I also felt satisfied because I was finally making my lifelong dream come true. Especially because I had come out of a bad situation with another restaurant partner a few months before this opportunity with Rocio's Mole De Los Dioses (I had to take my ex-restaurant partner to court to have them drop my name). All this, only to have my restaurant go up in smoke.

In the three months leading up this, my restaurant was broken into four different times, which is why we finally got a safe to store our money. I think the fact that the thieves were not able to find any money during this last time around upset them and probably caused them to burn everything down in revenge. But this is just a suspicion.

If the arsonists out there are reading this, I would just like you to know that by burning down my restaurant, you are also affecting the families of my 20 employees and their wellbeing.

In total, my partner and I had invested around $150,000 in the restaurant. But it only gets worse from there, as we also discovered that our restaurant insurance had expired a few days before this incident; the restaurant was declared a total loss and now I have to start from zero all over again. Fortunately, I was able to open another restaurant in another part of town with some of the money that I made from this one that got burned down, but now I am scared that the same will happen to that one, too.
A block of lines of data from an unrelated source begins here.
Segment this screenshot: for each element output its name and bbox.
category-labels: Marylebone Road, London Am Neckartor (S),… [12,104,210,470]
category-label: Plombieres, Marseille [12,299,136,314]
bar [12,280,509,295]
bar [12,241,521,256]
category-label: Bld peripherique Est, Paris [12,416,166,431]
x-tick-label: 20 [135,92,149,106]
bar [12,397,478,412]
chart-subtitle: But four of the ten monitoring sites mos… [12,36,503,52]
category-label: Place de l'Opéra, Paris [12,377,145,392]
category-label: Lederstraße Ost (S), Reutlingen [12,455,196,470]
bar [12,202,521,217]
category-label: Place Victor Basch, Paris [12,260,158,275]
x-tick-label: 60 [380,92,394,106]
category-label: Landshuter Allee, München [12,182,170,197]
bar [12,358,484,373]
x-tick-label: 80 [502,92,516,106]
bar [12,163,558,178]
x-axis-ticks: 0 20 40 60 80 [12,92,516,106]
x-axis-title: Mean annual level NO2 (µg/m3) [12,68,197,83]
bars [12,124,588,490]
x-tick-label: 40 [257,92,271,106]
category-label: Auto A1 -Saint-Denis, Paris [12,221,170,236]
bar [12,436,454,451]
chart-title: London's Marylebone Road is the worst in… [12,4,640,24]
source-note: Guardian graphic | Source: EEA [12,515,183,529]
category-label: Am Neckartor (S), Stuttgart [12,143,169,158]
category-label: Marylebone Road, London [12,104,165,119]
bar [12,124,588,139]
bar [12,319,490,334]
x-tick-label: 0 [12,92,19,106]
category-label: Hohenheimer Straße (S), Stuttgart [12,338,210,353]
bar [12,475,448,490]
The crazy thing is that my restaurant is not the first to get burned down in this part of town. A few months ago, another Mexican restaurant specializing in tortas ahogada was burned down, too, allegedly by gangbangers. Nor was it the only restaurant in that part of town that was continuously broken into.

If the arsonists out there are reading this, I would just like you to know that by burning down my restaurant, you are also affecting the families of my 20 employees and their wellbeing. And to other restaurateur entrepreneurs out there, I can't stress enough the importance of being vigilant and aware of your surroundings in order to prevent something like this to happen to you.